Les audiences des 1er et 2 juin 2026 au Tribunal militaire de Yaoundé ont plongé l’assistance dans l’effroi. La présentation du rapport d’expertise numérique, conduit par le Professeur Georges Bell Bitjoka, a révélé des preuves d’une violence inouïe, marquant une étape cruciale dans la quête de justice pour le journaliste assassiné.
Des images d’une cruauté insoutenable
L’expert en cybersécurité a dévoilé le contenu glaçant extrait des comptes numériques des suspects. Une vidéo montrant les derniers instants de Martinez Zogo a été projetée, provoquant une onde de choc telle que la séance a dû être momentanément interrompue. Les images montrent le journaliste dans une situation de détresse absolue : ligoté, couvert de sang et présentant une mutilation à l’oreille gauche, tandis qu’il implorait ses tortionnaires.
Ces fichiers compromettants auraient été récupérés sur le compte Google Cloud de Godje Oumarou Vincent, maréchal des logis à la DGRE, actuellement en fuite. Ce témoignage technique apporte un éclairage brut sur le calvaire subi par la victime.
Les ramifications de l’opération et le circuit financier
Au-delà des images, l’analyse forensique a mis en lumière des interactions directes entre Justin Danwe, ancien directeur des opérations de la DGRE, et le déroulement de l’enlèvement. Le tribunal a également examiné des éléments pointant vers un volet financier, avec l’évocation d’une transaction de 35 millions de FCFA liée à cette affaire.

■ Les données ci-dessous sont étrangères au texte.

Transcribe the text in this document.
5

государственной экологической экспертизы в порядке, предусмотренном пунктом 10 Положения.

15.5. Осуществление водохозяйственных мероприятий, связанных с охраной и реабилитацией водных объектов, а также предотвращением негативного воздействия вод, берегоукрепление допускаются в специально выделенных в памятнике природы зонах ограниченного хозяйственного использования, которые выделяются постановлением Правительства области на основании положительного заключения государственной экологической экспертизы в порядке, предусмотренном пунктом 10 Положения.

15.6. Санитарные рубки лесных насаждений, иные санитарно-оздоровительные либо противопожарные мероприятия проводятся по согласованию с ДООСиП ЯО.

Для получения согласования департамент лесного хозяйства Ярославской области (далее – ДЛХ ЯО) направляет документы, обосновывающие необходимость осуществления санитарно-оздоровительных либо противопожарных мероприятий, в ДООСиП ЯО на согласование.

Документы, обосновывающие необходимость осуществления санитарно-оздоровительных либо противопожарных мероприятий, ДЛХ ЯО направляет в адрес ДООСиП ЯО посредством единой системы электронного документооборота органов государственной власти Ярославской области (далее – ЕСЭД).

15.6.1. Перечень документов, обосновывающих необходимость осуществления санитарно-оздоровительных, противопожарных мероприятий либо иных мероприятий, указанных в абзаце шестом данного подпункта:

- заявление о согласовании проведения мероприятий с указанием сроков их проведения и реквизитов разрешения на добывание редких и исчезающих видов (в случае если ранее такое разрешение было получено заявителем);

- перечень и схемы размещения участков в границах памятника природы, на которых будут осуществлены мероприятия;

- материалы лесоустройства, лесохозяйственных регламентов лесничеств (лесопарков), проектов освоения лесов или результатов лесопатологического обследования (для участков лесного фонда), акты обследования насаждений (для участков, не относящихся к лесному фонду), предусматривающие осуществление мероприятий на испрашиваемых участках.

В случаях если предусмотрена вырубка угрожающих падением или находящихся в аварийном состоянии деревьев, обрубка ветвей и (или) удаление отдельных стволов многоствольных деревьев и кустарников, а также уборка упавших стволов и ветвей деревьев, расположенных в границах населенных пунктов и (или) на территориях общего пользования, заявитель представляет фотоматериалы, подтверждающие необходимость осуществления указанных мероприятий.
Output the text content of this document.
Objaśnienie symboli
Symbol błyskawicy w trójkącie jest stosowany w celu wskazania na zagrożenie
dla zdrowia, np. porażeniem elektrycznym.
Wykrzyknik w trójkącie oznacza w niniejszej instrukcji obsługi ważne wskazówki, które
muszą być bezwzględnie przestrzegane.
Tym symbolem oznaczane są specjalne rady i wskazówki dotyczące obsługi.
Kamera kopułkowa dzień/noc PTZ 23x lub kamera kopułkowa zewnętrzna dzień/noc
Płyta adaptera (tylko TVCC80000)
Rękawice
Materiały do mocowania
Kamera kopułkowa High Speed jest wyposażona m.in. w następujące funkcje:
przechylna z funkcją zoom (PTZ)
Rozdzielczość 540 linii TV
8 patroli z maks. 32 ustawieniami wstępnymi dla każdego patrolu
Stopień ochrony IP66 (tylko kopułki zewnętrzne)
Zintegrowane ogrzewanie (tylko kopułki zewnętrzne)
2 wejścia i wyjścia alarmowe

Concernant Léopold Maxime Eko Eko, ex-patron de la DGRE, et l’homme d’affaires Jean-Pierre Amougou Belinga, l’expert a précisé qu’aucun lien technologique direct n’a été établi pour l’heure dans leurs appareils respectifs. Il a toutefois été noté que de nombreuses discussions avec Justin Danwe avaient été effacées avant les analyses.
Une défense qui conteste la méthodologie
La journée du 2 juin a été marquée par une confrontation tendue entre la défense et l’expert judiciaire. Lors de l’interrogatoire croisé, le Professeur Georges Bell Bitjoka a défendu l’impartialité de son travail, affirmant s’être cantonné à une analyse purement technique des données sans porter de jugement juridique. Malgré les critiques des avocats de la défense sur l’extraction des données, les représentants des ayants droit ont reconnu l’importance de ces révélations pour la manifestation de la vérité.
Les débats de fond reprendront les 22 et 23 juin 2026 devant le Tribunal militaire de Yaoundé pour poursuivre l’examen de ce dossier qui continue de bouleverser le Cameroun.